Mereka berada di baris pertama, untuk membuat segalanya berjalan dengan baik. Kerumitan atau kompleksitas, merupakan suatu struktur organisasi yang menggunakan acuan terhadap jumlah pekerjaan atau unit yang berbeda dalam organisasi. Teori kepemimpinan servant atau dalam Bahasa Indonesia disebut sebagai pelayan pertama kali diperkenalkan pada awal tahun 1970-an.

Walaupun demikian, tanpa adanya karyawan atau bawahan, tidak akan ada pimpinan. Pemimpin yang buruk biasanya jarang berdiskusi dengan bawahannya tapi dia menuntut timnya untuk solid. Padahal, strong tidaknya sebuah tim juga dinilai dari adanya komunikasi yang baik antara atasan dengan bawahan.

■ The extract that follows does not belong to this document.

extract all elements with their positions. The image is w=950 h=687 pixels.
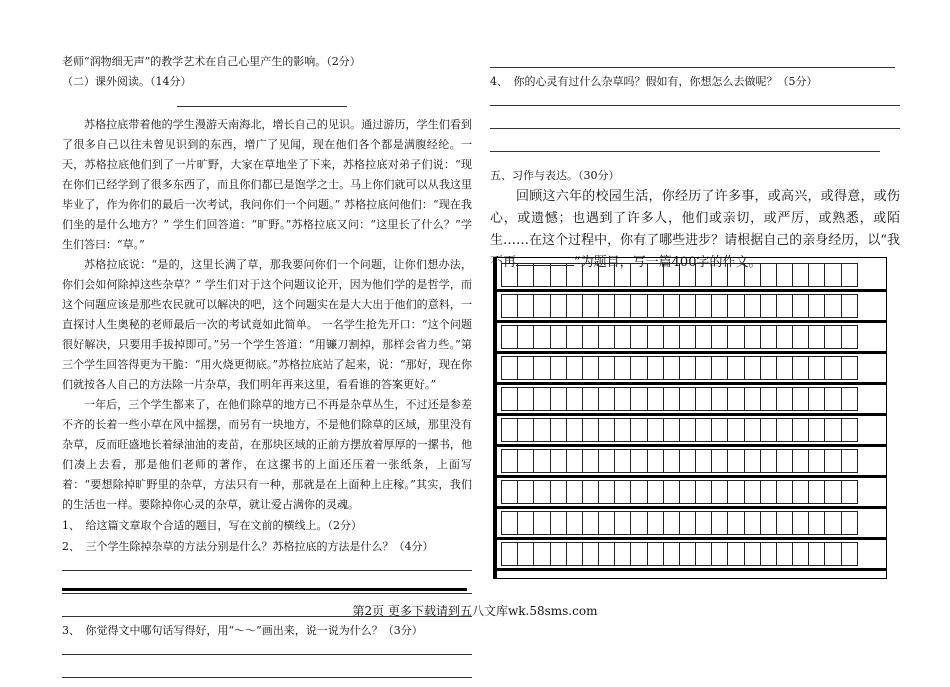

Seorang pemimpin haruslah memiliki sikap welas asih seperti sifat-sifat bumi. Pemimpin hendaknya meneladani sikap & sifat Dewa Yama, dimana Dewa Yama selalu menegakkan keadilan menurut hukum atau peraturan yg berlaku demi mengayomi rakyatnya. Harus menindak tegas abdinya, jika mengetahui abdinya itu memakan uang rakyat & mengkhianati negaranya. Dewa Yama memiliki sifat seperti mendung , mengumpulkan segala yg tidak berguna menjadi lebih berguna. Namun, tidak semua pemimpin mempunyai gaya kepemimpinan yang ideal.

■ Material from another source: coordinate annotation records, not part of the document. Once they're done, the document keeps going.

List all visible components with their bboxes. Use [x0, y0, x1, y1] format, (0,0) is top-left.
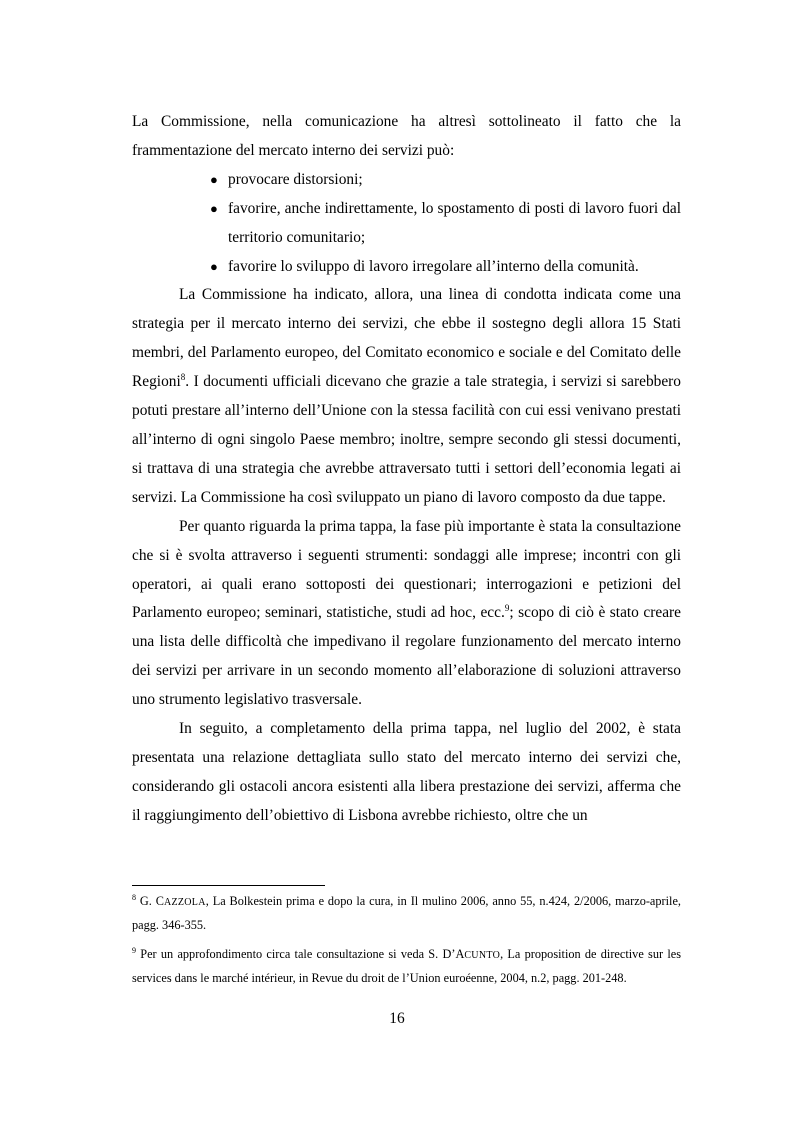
footnote-divider [132, 885, 325, 886]
list-item: ● favorire lo sviluppo di lavoro irregolare all’interno della comunità. [208, 253, 681, 282]
paragraph-4: In seguito, a completamento della prima tappa, nel luglio del 2002, è stata presentata una relazione dettagliata sullo stato del mercato interno dei servizi che, considerando gli ostacoli ancora esistenti alla libera prestazione dei servizi, afferma che il raggiungimento dell’obiettivo di Lisbona avrebbe richiesto, oltre che un [132, 720, 681, 824]
paragraph-2: La Commissione ha indicato, allora, una linea di condotta indicata come una strategia per il mercato interno dei servizi, che ebbe il sostegno degli allora 15 Stati membri, del Parlamento europeo, del Comitato economico e sociale e del Comitato delle Regioni$^8$. I documenti ufficiali dicevano che grazie a tale strategia, i servizi si sarebbero potuti prestare all’interno dell’Unione con la stessa facilità con cui essi venivano prestati all’interno di ogni singolo Paese membro; inoltre, sempre secondo gli stessi documenti, si trattava di una strategia che avrebbe attraversato tutti i settori dell’economia legati ai servizi. La Commissione ha così sviluppato un piano di lavoro composto da due tappe. [132, 286, 681, 506]
footnote-ref-8[interactable]: 8 [180, 372, 186, 383]
bullet-list [132, 166, 681, 282]
bullet-icon: ● [210, 200, 218, 216]
paragraph-3: Per quanto riguarda la prima tappa, la fase più importante è stata la consultazione che si è svolta attraverso i seguenti strumenti: sondaggi alle imprese; incontri con gli operatori, ai quali erano sottoposti dei questionari; interrogazioni e petizioni del Parlamento europeo; seminari, statistiche, studi ad hoc, ecc.$^9$; scopo di ciò è stato creare una lista delle difficoltà che impedivano il regolare funzionamento del mercato interno dei servizi per arrivare in un secondo momento all’elaborazione di soluzioni attraverso uno strumento legislativo trasversale. [132, 517, 681, 709]
bullet-icon: ● [210, 171, 218, 187]
bullet-icon: ● [210, 258, 218, 274]
main-text [132, 108, 681, 831]
footnote-9: $^9$ Per un approfondimento circa tale consultazione si veda S. D’ACUNTO, La proposition de directive sur les services dans le marché intérieur, in Revue du droit de l’Union euroéenne, 2004, n.2, pagg. 201-248. [132, 945, 681, 985]
list-item: ● favorire, anche indirettamente, lo spostamento di posti di lavoro fuori dal territorio comunitario; [208, 195, 681, 253]
paragraph-1: La Commissione, nella comunicazione ha altresì sottolineato il fatto che la frammentazione del mercato interno dei servizi può: [132, 113, 681, 159]
list-item: ● provocare distorsioni; [208, 166, 681, 195]
footnote-ref-9[interactable]: 9 [504, 603, 510, 614]
page-number: 16 [389, 1010, 405, 1027]
footnotes [132, 890, 681, 995]
footnote-8: $^8$ G. CAZZOLA, La Bolkestein prima e dopo la cura, in Il mulino 2006, anno 55, n.424, 2/2006, marzo-aprile, pagg. 346-355. [132, 893, 682, 933]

Masalah yang selalu terdapat dalam membahas fungsi kepemimpinan adalah hubungan yang melembaga antara pemimpin dengan yang dipimpin menurut rules of the sport yang telah disepakati bersama. Kemampuan dan ketrampilan kepemimpinan dalam pengarahan adalah faktor penting effektifitas manajer. Bila organisasi dapat mengidentifikasikan kualitas–kualitas yang berhubungan dengan kepemimpinan, kemampuan untuk menseleksi pemimpin-pemimpin efektif akan meningkat.

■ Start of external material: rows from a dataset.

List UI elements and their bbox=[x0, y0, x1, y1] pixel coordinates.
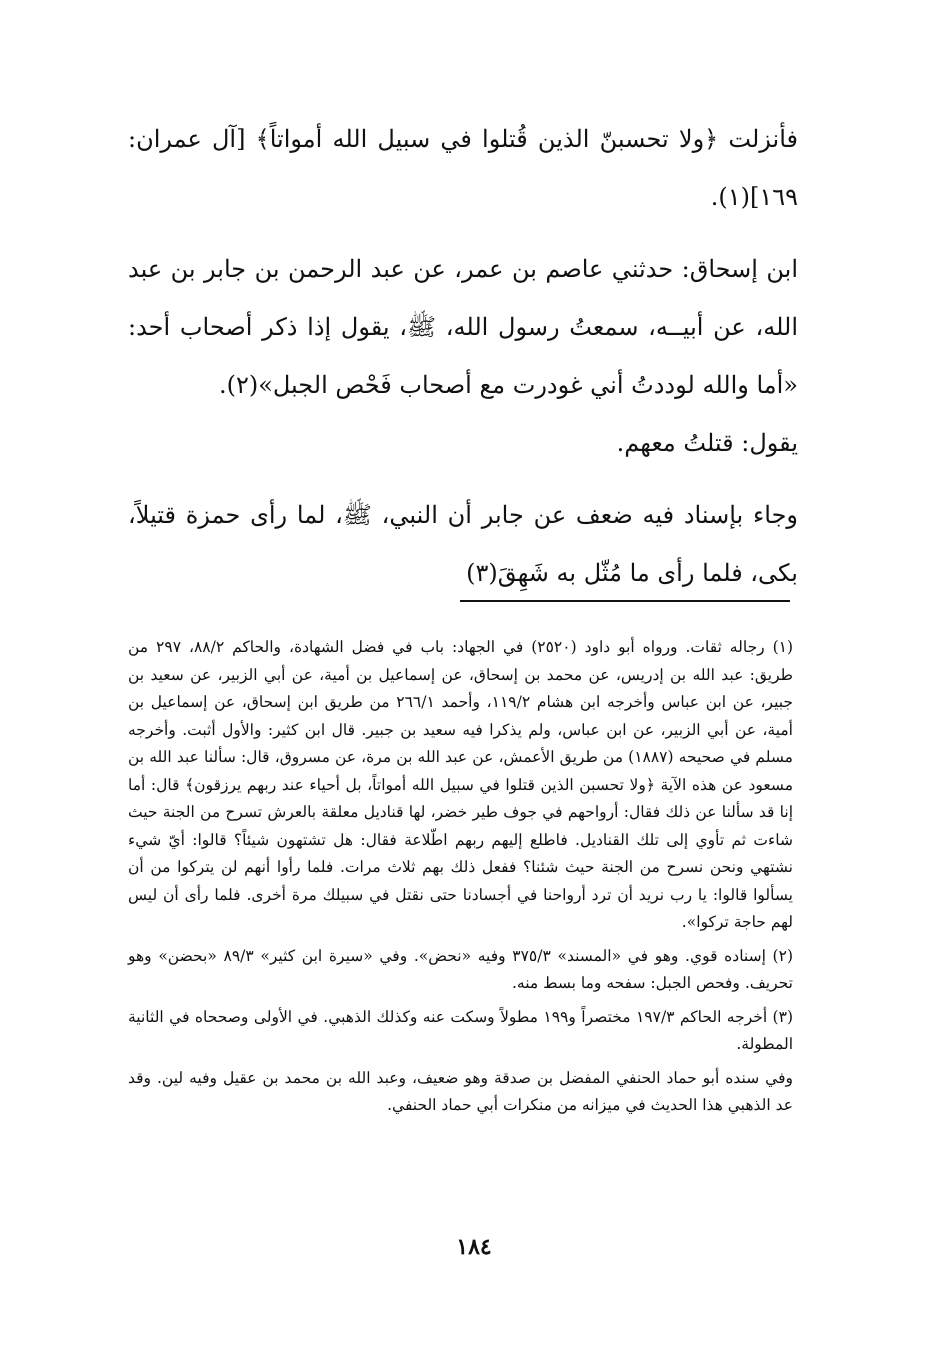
footnote: (٢) إسناده قوي. وهو في «المسند» ٣٧٥/٣ وفيه «نحض». وفي «سيرة ابن كثير» ٨٩/٣ «بحضن» وهو تحريف. وفحص الجبل: سفحه وما بسط منه. bbox=[128, 946, 793, 992]
main-text-block bbox=[128, 110, 798, 602]
footnote: (١) رجاله ثقات. ورواه أبو داود (٢٥٢٠) في الجهاد: باب في فضل الشهادة، والحاكم ٨٨/٢، ٢٩٧ من طريق: عبد الله بن إدريس، عن محمد بن إسحاق، عن إسماعيل بن أمية، عن أبي الزبير، عن سعيد بن جبير، عن ابن عباس وأخرجه ابن هشام ١١٩/٢، وأحمد ٢٦٦/١ من طريق ابن إسحاق، عن إسماعيل بن أمية، عن أبي الزبير، عن ابن عباس، ولم يذكرا فيه سعيد بن جبير. قال ابن كثير: والأول أثبت. وأخرجه مسلم في صحيحه (١٨٨٧) من طريق الأعمش، عن عبد الله بن مرة، عن مسروق، قال: سألنا عبد الله بن مسعود عن هذه الآية ﴿ولا تحسبن الذين قتلوا في سبيل الله أمواتاً، بل أحياء عند ربهم يرزقون﴾ قال: أما إنا قد سألنا عن ذلك فقال: أرواحهم في جوف طير خضر، لها قناديل معلقة بالعرش تسرح من الجنة حيث شاءت ثم تأوي إلى تلك القناديل. فاطلع إليهم ربهم اطّلاعة فقال: هل تشتهون شيئاً؟ قالوا: أيّ شيء نشتهي ونحن نسرح من الجنة حيث شئنا؟ ففعل ذلك بهم ثلاث مرات. فلما رأوا أنهم لن يتركوا من أن يسألوا قالوا: يا رب نريد أن ترد أرواحنا في أجسادنا حتى نقتل في سبيلك مرة أخرى. فلما رأى أن ليس لهم حاجة تركوا». bbox=[128, 638, 794, 931]
footnotes-block bbox=[128, 634, 793, 1120]
main-paragraph: وجاء بإسناد فيه ضعف عن جابر أن النبي، ﷺ، لما رأى حمزة قتيلاً، بكى، فلما رأى ما مُثّل به شَهِقَ(٣) bbox=[128, 501, 798, 587]
footnote: (٣) أخرجه الحاكم ١٩٧/٣ مختصراً و١٩٩ مطولاً وسكت عنه وكذلك الذهبي. في الأولى وصححاه في الثانية المطولة. bbox=[128, 1007, 793, 1053]
page-number: ١٨٤ bbox=[456, 1234, 492, 1260]
footnote: وفي سنده أبو حماد الحنفي المفضل بن صدقة وهو ضعيف، وعبد الله بن محمد بن عقيل وفيه لين. وقد عد الذهبي هذا الحديث في ميزانه من منكرات أبي حماد الحنفي. bbox=[128, 1068, 793, 1114]
main-paragraph: ابن إسحاق: حدثني عاصم بن عمر، عن عبد الرحمن بن جابر بن عبد الله، عن أبيــه، سمعتُ رسول الله، ﷺ، يقول إذا ذكر أصحاب أحد: «أما والله لوددتُ أني غودرت مع أصحاب فَحْص الجبل»(٢). bbox=[128, 255, 799, 399]
main-paragraph: فأنزلت ﴿ولا تحسبنّ الذين قُتلوا في سبيل الله أمواتاً﴾ [آل عمران: ١٦٩](١). bbox=[128, 125, 798, 211]
main-paragraph: يقول: قتلتُ معهم. bbox=[616, 429, 798, 457]
footnote-separator bbox=[460, 600, 790, 602]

Di masa depan, persoalan kita sudah sangat berbeda, dan untuk menghadapinya dibutuhkan tipe kepemimpinan yang juga berbeda. Cepat atau lambat, masyarakat kita akan semakin kritis dan mulai mengerti hak-haknya. Mereka tidak ingin hanya menjadi obyek yang terus menerus diatur oleh pemimpin mereka. Pemimpin saat ini juga diharapkan mampu membuat inovasi kebijakan yang berani dan berdampak jauh serta mampu menghadapi persoalan ekonomi yang baru, seperti tuntutan pemerataan dan keadilan.